Time he got back home.

‘Anything else you want to run past me, call,’ Joel said as they parted on the flight of marble steps that led to the door.

‘It helps to see the picture a bit more clearly. Thank you.’

‘You need to catch him sooner rather than later. You’re the DCS, I don’t want to teach my grandmother to suck eggs, but he’ll do it again, Simon.’

They parted and Simon walked down Piccadilly to his gallery off Albermarle Street. It was some time since his last exhibition and he had a conversation about plans for the next, probably in May of the following year. He looked round the current show of paintings which were not greatly to his taste, went down Burlington Arcade and bought Rachel a violet cashmere shawl and Cat a box of her favourite dark chocolate gingers, before heading for the train. As it pulled out, the late-afternoon sky was dark and a drizzle had set in. He had had the best of the London day.

He sat in a quiet carriage with his iPad, and in the light of what Joel had said, he sent an email to the team urging them on, stressing that the killer could strike again, and another asking for an all-night uniform guard at the sheltered houses and extra patrol cars in the area. There were two men and two women in residence now, but the rest of Duchess of Cornwall Close was still empty, although every bungalow was spoken for. Understandably, people were reluctant to move in until the killer was caught and, understandably, the council was also putting pressure on CID.

Simon closed the screen down and was about to open the paper when someone tapped him on the shoulder.

‘Say if you would rather not be seen with me.’ The Chief Constable, in her London suit and with a laptop bag, had been looking for a better seat. ‘I mean it, Simon.’

‘Don’t be silly.’ He indicated the one opposite to him.

‘Not going to talk work, or anything else much, I’ve got a load of stuff to read. I have been wondering if you’ve thought over what I said the other day though.’

The job. He had not thought about it once since asking Nathan for his opinion.

‘I have. It’s not for me. I need to be hands-on – but you knew that already.’

Paula Devenish looked at him steadily. ‘Yes. I’m not surprised, though I wish you felt otherwise.’

‘No you don’t. Nor does the force. It needs a very different sort of person. Actually, it’s got what it needs already. You’re not going to change your mind?’

She shook her head. ‘We all hate change,’ she said, opening her laptop. ‘But we also need the shake-up we get along with it.’

They did not speak again until the train was drawing into Bevham Station, where the Chief’s car had just pulled up at the forecourt entrance. Simon’s was stowed away in the multi-storey opposite.

He appreciated the fact that she had not harangued him about the murders, though she would be as concerned as he was to make progress. She had not taken advantage of having him trapped in a seat opposite her. She delegated. She trusted. She knew when to leave someone to get on with their job.

He was going to miss her.

Forty-six

NONE OF THE team spoke in answer to Serrailler’s question. He looked around, puzzled.

‘What’s going on here?’

After a second, Ben said, ‘I think it means just that, guv. There’s nothing going on. Nobody’s found a single thing. We’ve all come up against a sort of hole in the ground.’

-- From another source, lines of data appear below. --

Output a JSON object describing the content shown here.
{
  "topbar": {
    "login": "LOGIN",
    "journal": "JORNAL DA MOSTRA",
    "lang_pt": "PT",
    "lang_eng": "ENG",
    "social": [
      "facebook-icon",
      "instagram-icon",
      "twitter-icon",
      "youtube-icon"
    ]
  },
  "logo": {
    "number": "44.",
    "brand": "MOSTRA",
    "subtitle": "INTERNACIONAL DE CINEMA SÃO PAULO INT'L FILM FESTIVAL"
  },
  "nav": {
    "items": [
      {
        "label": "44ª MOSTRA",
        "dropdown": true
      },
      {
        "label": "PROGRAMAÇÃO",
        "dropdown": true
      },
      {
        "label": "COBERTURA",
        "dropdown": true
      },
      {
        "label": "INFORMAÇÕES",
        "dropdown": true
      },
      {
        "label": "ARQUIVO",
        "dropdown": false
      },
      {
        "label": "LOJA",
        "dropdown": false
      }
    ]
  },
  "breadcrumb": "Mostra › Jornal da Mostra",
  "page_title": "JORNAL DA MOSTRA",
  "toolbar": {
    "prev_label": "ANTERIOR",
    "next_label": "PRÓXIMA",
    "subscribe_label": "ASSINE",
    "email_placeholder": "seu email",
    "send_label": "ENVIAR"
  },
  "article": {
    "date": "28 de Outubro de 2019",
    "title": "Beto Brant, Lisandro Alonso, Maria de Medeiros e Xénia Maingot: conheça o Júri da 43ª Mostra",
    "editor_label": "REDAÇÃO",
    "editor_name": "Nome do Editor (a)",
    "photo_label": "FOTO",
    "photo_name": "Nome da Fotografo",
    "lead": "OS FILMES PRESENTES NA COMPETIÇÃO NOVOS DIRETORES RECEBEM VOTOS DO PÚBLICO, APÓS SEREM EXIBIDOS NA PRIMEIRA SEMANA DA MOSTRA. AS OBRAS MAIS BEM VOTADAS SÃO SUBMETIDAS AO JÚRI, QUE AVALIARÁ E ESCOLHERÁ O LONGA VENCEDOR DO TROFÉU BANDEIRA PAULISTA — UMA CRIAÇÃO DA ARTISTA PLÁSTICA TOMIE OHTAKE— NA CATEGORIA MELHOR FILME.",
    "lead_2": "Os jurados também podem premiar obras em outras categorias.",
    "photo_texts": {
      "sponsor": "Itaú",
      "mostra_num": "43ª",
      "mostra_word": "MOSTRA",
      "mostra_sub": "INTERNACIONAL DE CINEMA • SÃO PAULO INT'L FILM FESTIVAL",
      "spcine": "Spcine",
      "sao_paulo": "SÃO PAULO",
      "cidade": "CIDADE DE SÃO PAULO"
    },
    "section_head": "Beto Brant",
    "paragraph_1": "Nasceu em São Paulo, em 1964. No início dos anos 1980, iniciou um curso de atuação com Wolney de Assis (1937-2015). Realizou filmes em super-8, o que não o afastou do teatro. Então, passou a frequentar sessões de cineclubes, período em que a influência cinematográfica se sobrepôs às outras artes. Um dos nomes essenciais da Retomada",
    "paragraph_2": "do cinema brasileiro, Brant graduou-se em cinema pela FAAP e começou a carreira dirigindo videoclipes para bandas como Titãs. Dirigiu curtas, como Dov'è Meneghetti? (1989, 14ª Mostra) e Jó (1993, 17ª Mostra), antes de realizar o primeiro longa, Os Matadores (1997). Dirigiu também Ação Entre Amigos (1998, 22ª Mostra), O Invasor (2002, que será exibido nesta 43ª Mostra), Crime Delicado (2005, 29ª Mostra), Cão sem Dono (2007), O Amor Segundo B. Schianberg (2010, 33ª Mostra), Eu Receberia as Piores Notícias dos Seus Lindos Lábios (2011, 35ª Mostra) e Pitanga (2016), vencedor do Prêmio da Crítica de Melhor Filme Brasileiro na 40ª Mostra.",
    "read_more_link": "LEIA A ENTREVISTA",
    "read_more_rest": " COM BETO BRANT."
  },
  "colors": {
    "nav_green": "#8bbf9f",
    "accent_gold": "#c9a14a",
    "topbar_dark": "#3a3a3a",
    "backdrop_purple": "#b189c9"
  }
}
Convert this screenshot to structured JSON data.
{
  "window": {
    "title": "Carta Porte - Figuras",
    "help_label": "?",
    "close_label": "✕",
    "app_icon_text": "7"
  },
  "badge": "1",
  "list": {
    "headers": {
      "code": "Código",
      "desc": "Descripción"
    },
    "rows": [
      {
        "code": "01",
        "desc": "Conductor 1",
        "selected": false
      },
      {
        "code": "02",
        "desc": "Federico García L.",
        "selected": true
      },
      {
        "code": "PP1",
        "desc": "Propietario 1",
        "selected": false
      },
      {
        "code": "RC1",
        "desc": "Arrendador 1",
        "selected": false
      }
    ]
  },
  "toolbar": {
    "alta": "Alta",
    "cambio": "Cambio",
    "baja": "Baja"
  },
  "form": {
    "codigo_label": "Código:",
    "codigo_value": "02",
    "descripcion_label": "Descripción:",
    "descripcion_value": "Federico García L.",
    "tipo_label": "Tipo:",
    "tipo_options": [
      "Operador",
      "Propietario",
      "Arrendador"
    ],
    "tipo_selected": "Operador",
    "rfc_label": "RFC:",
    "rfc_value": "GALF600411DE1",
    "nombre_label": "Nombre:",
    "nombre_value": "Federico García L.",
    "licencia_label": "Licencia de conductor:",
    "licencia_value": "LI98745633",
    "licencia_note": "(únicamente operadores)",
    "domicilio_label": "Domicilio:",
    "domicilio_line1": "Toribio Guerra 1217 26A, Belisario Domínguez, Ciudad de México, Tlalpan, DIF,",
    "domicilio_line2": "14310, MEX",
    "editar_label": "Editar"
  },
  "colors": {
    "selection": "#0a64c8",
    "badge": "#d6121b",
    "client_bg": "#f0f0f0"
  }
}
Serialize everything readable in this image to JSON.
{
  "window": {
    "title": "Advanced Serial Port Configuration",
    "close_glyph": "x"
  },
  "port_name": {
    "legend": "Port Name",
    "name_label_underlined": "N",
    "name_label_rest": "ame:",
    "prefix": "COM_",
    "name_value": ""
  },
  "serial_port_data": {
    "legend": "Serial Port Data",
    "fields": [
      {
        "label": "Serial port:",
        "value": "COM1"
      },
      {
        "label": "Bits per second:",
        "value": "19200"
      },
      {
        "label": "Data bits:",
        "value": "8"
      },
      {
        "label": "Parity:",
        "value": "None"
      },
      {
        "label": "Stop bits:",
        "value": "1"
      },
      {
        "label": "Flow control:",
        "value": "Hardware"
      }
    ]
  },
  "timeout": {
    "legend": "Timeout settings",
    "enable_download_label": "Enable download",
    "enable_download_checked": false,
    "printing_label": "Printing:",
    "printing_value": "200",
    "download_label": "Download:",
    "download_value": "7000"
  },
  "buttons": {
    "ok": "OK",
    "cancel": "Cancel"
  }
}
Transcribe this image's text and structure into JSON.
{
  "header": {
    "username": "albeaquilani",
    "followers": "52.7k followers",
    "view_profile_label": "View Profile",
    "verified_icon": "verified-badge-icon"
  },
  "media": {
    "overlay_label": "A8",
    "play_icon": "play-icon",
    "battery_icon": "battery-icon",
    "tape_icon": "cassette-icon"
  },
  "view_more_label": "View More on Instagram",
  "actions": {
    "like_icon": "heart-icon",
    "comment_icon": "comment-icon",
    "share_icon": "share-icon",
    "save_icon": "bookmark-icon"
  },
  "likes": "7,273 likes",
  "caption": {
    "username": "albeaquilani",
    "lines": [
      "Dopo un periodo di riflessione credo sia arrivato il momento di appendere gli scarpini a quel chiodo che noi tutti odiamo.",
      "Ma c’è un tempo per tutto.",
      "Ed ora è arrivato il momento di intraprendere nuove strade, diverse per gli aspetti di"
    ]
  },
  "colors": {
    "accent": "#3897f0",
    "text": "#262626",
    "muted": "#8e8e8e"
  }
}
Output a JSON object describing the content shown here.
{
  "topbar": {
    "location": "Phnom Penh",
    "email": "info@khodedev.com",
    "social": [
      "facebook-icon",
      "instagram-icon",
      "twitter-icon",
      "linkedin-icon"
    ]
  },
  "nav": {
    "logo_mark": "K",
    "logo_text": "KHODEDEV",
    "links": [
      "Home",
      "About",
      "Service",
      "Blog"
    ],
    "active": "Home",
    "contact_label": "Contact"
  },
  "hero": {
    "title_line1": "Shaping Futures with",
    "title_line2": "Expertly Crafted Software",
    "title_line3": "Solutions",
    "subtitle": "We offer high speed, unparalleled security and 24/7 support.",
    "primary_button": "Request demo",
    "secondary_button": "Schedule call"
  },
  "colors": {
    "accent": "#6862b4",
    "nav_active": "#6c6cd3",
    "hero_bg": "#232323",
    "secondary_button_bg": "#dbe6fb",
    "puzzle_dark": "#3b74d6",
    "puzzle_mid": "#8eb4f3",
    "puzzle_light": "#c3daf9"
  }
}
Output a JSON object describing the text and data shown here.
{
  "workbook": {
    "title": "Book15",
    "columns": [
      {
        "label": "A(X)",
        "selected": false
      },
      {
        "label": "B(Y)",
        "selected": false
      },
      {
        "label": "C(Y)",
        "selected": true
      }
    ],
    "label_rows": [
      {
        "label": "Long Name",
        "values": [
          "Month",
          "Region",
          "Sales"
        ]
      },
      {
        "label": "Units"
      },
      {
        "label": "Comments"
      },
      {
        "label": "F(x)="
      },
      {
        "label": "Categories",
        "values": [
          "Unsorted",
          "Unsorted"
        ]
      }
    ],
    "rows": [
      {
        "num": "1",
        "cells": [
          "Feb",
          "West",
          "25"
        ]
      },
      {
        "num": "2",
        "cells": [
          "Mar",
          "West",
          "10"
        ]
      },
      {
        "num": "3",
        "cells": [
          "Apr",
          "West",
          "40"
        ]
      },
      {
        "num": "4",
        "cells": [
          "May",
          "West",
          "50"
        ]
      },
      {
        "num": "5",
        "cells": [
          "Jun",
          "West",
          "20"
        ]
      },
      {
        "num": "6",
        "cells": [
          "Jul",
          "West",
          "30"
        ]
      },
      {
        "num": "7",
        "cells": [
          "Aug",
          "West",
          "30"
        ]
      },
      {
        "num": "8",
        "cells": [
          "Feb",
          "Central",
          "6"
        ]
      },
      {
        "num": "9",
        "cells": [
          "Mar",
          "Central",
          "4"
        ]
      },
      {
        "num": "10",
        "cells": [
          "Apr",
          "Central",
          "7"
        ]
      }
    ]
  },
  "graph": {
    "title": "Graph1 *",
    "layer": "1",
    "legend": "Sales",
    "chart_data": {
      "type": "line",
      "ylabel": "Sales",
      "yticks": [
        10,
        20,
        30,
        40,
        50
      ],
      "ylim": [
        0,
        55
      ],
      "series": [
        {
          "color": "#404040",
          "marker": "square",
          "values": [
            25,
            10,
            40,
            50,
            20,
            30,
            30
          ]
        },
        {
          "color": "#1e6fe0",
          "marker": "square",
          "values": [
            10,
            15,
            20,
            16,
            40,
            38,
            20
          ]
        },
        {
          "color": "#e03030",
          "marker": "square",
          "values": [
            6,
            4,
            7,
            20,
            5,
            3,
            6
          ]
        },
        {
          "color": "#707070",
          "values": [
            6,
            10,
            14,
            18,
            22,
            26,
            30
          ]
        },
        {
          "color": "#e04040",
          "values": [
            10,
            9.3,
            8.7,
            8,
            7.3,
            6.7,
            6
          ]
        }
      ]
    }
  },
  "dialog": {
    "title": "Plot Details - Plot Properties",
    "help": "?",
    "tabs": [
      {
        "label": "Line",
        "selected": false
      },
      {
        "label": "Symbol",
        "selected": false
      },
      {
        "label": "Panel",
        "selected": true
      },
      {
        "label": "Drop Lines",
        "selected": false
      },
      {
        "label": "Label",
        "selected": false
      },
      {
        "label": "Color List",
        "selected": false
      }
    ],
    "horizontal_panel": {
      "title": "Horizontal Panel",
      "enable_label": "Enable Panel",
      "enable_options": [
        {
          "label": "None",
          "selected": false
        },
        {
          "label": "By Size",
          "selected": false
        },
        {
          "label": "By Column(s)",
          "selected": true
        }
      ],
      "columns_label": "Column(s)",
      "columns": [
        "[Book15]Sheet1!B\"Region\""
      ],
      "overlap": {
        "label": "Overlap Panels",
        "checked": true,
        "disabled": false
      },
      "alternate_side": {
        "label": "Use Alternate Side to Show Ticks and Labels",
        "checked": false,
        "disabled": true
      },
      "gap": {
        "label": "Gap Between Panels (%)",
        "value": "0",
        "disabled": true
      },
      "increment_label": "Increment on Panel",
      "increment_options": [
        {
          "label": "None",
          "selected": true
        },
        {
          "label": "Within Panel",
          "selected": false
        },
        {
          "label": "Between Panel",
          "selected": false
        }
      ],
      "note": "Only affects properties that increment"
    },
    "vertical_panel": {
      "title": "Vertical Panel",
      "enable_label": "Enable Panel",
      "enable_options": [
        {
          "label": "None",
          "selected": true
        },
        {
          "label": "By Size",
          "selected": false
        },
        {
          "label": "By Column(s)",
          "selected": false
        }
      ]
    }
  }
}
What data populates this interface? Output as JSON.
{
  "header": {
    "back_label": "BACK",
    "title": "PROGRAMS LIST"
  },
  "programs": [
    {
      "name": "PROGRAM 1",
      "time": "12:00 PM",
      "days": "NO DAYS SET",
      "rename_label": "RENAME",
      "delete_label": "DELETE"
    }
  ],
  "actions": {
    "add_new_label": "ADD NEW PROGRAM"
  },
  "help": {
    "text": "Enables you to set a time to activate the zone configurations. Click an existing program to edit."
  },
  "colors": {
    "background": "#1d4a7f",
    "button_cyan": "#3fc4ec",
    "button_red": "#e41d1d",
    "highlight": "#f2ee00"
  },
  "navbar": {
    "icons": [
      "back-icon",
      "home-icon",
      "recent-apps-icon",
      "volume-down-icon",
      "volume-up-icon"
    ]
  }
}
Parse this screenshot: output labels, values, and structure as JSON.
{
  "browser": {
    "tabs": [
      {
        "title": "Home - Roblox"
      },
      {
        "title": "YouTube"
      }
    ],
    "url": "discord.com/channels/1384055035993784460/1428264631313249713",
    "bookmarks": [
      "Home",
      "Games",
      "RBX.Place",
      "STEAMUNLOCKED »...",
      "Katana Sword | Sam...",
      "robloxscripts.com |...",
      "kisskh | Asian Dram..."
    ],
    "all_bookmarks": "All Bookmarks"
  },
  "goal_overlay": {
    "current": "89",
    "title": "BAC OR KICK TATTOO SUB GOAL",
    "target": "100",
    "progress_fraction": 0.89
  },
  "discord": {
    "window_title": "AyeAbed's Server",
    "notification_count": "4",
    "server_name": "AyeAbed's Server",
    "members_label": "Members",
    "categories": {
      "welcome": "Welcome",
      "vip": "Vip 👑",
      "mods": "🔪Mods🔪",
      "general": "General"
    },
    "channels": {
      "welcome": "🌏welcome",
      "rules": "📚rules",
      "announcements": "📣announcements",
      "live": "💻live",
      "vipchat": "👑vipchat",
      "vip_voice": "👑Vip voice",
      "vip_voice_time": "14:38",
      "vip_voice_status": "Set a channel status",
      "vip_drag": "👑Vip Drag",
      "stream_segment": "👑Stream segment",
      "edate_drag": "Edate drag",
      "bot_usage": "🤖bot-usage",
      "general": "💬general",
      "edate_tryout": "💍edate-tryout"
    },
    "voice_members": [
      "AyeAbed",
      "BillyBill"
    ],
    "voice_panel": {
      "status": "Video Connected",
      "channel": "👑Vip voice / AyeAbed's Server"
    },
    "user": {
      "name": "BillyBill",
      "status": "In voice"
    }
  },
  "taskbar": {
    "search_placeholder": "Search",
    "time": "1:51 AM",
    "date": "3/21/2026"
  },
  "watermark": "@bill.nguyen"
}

‘Into which this Alan Keyes fell.’

They all piped up.

‘Nothing in the electoral rolls, nothing in any of the civil registers . . . he hasn’t married, had children or died.’

‘Nothing in employment records.’

‘I’ve been onto every employer large and small. No one’s taken on a builder of that name, permanent or temp, in the last ten years.’

‘What’s the radius?’

‘Employment – fifty miles of here, guv.’

‘But civil registers, guv – we’re talking nationwide. I’ve done a full trawl.’

‘Prisons? Mental institutions?’

Heads were shaken.

‘Like I said – he’s dropped down a big black hole, guv. It’s like he just ceased to exist.’

Simon stood up and banged his hand on the table. ‘That’s it. Got it.’